5. Planet of The Apes (2001)


This sucked more than I can explain by talking anymore about it. Mark Whalberg has done great things, (Departed, Boogie NIghts) but this goes along with the other ones. (The Happening, Max Payne) You're better than this Mark! This is one of those movies that should have been left on VHS after the transfer. I don't even think they can give this away if you buy a Blue-ray disc player.

4. Day After Tomorrow (2004)



Maybe the coolest trailer and poster but this script was awful. I love the message about going green but the film sucked. Dennis Quaid somehow accepted playing a scientist that is almost killed 42 times in a Tidal Wave/Avalanch/Tornado. I don't really know how all this shit happens at once but I know it looked really cool for 6 minutes. The rest of the 2 hours and 30 minutes unfortunately wasn't as cool to watch. Thanks Rolland (10,000 B.C/Gozilla) Emmerich.

3. Indiana Jones and Kingdom of the Crystal Skull (2008)



This movie shouldn't have been made. It was talked about for basically my entire life as in development and that Speilber/Ford were waiting for the right script. Was this it? This is what you were waiting for. Because I love Spielberg this movie couldn't take the top of the list. I liked all the actors, ( Blanchett, Shia and Ford) but nothing could save this film. Not flying monkeys or alien plot lines. A refrigerator saving a 60 year-old man from a nuclear bomb?
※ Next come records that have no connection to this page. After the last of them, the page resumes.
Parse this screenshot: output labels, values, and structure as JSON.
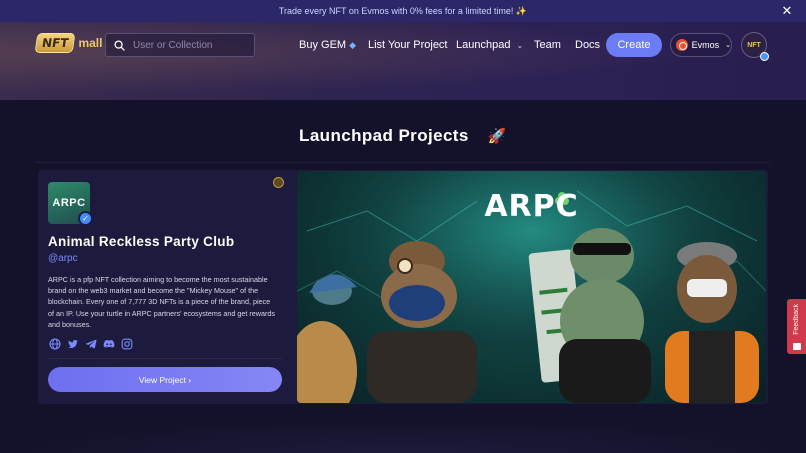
{
  "banner": {
    "text": "Trade every NFT on Evmos with 0% fees for a limited time! ✨"
  },
  "header": {
    "logo_badge": "NFT",
    "logo_text": "mall",
    "search_placeholder": "User or Collection",
    "nav": {
      "buy_gem": "Buy GEM",
      "list_project": "List Your Project",
      "launchpad": "Launchpad",
      "team": "Team",
      "docs": "Docs"
    },
    "create_label": "Create",
    "chain_label": "Evmos",
    "avatar_label": "NFT"
  },
  "page": {
    "title": "Launchpad Projects",
    "title_emoji": "🚀"
  },
  "project": {
    "logo_text": "ARPC",
    "name": "Animal Reckless Party Club",
    "handle": "@arpc",
    "description": "ARPC is a pfp NFT collection aiming to become the most sustainable brand on the web3 market and become the \"Mickey Mouse\" of the blockchain. Every one of 7,777 3D NFTs is a piece of the brand, piece of an IP. Use your turtle in ARPC partners' ecosystems and get rewards and bonuses.",
    "socials": [
      "globe-icon",
      "twitter-icon",
      "telegram-icon",
      "discord-icon",
      "instagram-icon"
    ],
    "view_button": "View Project ›",
    "hero_title": "ARPC"
  },
  "feedback_label": "Feedback",
  "colors": {
    "accent": "#6b7cf5",
    "handle": "#7a8bff",
    "banner_bg": "#2b2768",
    "card_bg": "#1d1b3d",
    "feedback": "#d03a4a"
  }
}
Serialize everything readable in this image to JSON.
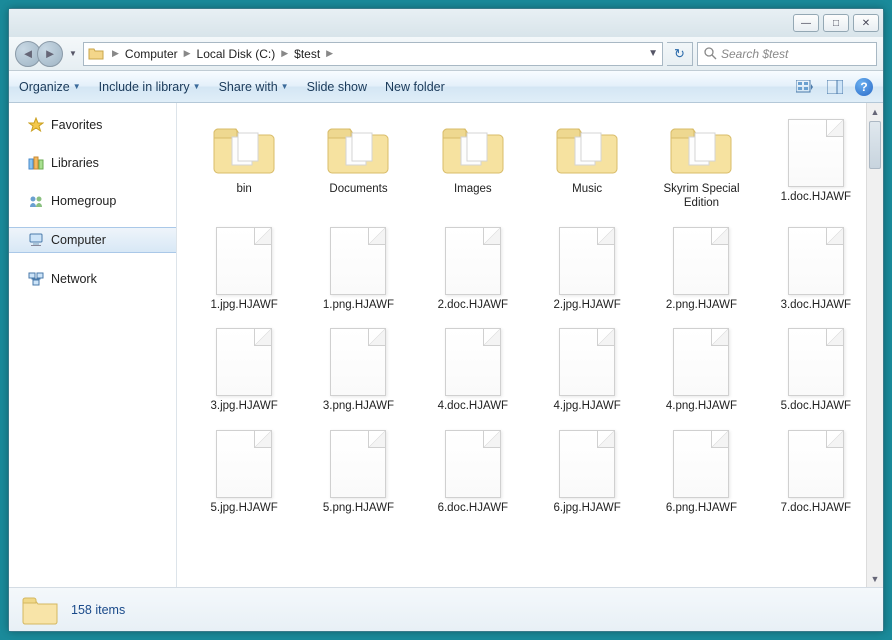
{
  "window_controls": {
    "min": "—",
    "max": "□",
    "close": "✕"
  },
  "breadcrumb": [
    "Computer",
    "Local Disk (C:)",
    "$test"
  ],
  "search": {
    "placeholder": "Search $test"
  },
  "toolbar": {
    "organize": "Organize",
    "include": "Include in library",
    "share": "Share with",
    "slideshow": "Slide show",
    "newfolder": "New folder"
  },
  "sidebar": {
    "favorites": "Favorites",
    "libraries": "Libraries",
    "homegroup": "Homegroup",
    "computer": "Computer",
    "network": "Network"
  },
  "items": [
    {
      "name": "bin",
      "type": "folder"
    },
    {
      "name": "Documents",
      "type": "folder"
    },
    {
      "name": "Images",
      "type": "folder"
    },
    {
      "name": "Music",
      "type": "folder"
    },
    {
      "name": "Skyrim Special Edition",
      "type": "folder"
    },
    {
      "name": "1.doc.HJAWF",
      "type": "file"
    },
    {
      "name": "1.jpg.HJAWF",
      "type": "file"
    },
    {
      "name": "1.png.HJAWF",
      "type": "file"
    },
    {
      "name": "2.doc.HJAWF",
      "type": "file"
    },
    {
      "name": "2.jpg.HJAWF",
      "type": "file"
    },
    {
      "name": "2.png.HJAWF",
      "type": "file"
    },
    {
      "name": "3.doc.HJAWF",
      "type": "file"
    },
    {
      "name": "3.jpg.HJAWF",
      "type": "file"
    },
    {
      "name": "3.png.HJAWF",
      "type": "file"
    },
    {
      "name": "4.doc.HJAWF",
      "type": "file"
    },
    {
      "name": "4.jpg.HJAWF",
      "type": "file"
    },
    {
      "name": "4.png.HJAWF",
      "type": "file"
    },
    {
      "name": "5.doc.HJAWF",
      "type": "file"
    },
    {
      "name": "5.jpg.HJAWF",
      "type": "file"
    },
    {
      "name": "5.png.HJAWF",
      "type": "file"
    },
    {
      "name": "6.doc.HJAWF",
      "type": "file"
    },
    {
      "name": "6.jpg.HJAWF",
      "type": "file"
    },
    {
      "name": "6.png.HJAWF",
      "type": "file"
    },
    {
      "name": "7.doc.HJAWF",
      "type": "file"
    }
  ],
  "status": {
    "count": "158 items"
  }
}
C'mon!

2. Spiderman 3 (2007)



This movie is very disappointing because of how great the first two were. The hairstyle of Tobey Maguire's alter ego was ridiculous. Two possibly great villains (Sandman/Venom) characters were wasted because of too much bullshit with Tobey's new hair cut. This film came out during the summer of three-quels (2007) and was definitely the worst. I hope Spiderman 4 (2011) can redeem what this film did. I hope so. Remember your own words Sam Raimi, "With great power, comes great responsibility."

1. Star Wars Episode 1: The Phantom Menace (1999)



Star Wars Episode 1: The Scrapping or Barrel is a more fitting title for this pile of garbage. First of all making people wait almost 20 years for a new chapter in quite possibly the greatest sci-fi series in history , is enough reason to be mad. Then you give us a 45 minute pod-race that doesn't have anything to do with the outcome of the film. Darth Maul was one of the coolest characters in the film and was of course killed off before we knew anything about him. I understand that they had to introduce Anakin Skywalker but did the film have to revolve around him. The cool thing about the first 3 films were the great characters and fights. This film had one big fight that ended of the lives of the two best new characters. Way to think ahead. You know you have two more movies after this piece of shit, right? I unfortunately saw the next two but wasn't ever as disappointed as much because I waited in line 9 hours to see this. Way to go George Lucas. Way to go.


If you feel like I missed something, please feel free to write me an email or comment below.

4 comments:

  1. Pearl Harbor was God's gift to American Cinema. You are a bad person, Mr. Encell.

    Signed,

    MAGNOLIAFAN

    ReplyDelete
  2. I would like to say that you really made my day, it's wonderful when you just look around the web
    and find something like this, reminds me of that ''How to make a dinner for a romantic...'' by Elsa Thomas,
    you're a wonderful writer let me tell you!!! ñ_ñ

    James Maverick (maverickhunterjames@gmail.com)
    3453 Rardin Drive
    San Mateo, CA 94403
    Project Manager
    650-627-8033

    ReplyDelete
  3. Pearl Harbor was an amazing movie. You cannot compare it to Titanic because both movies were insanely awesome. You obviously do not appreciate good movies let alone know how to appreciate them. You were probably too busy critisizing to fully understand it. thats pretty sad.

    ReplyDelete
  4. Well picked, sir, well picked. Pearl Harbor had the makings of greatness and in some ways it was wonderful, but in others it just wasn't great enough. Check out my post about trailers that looked great for movies that just kind of sucked.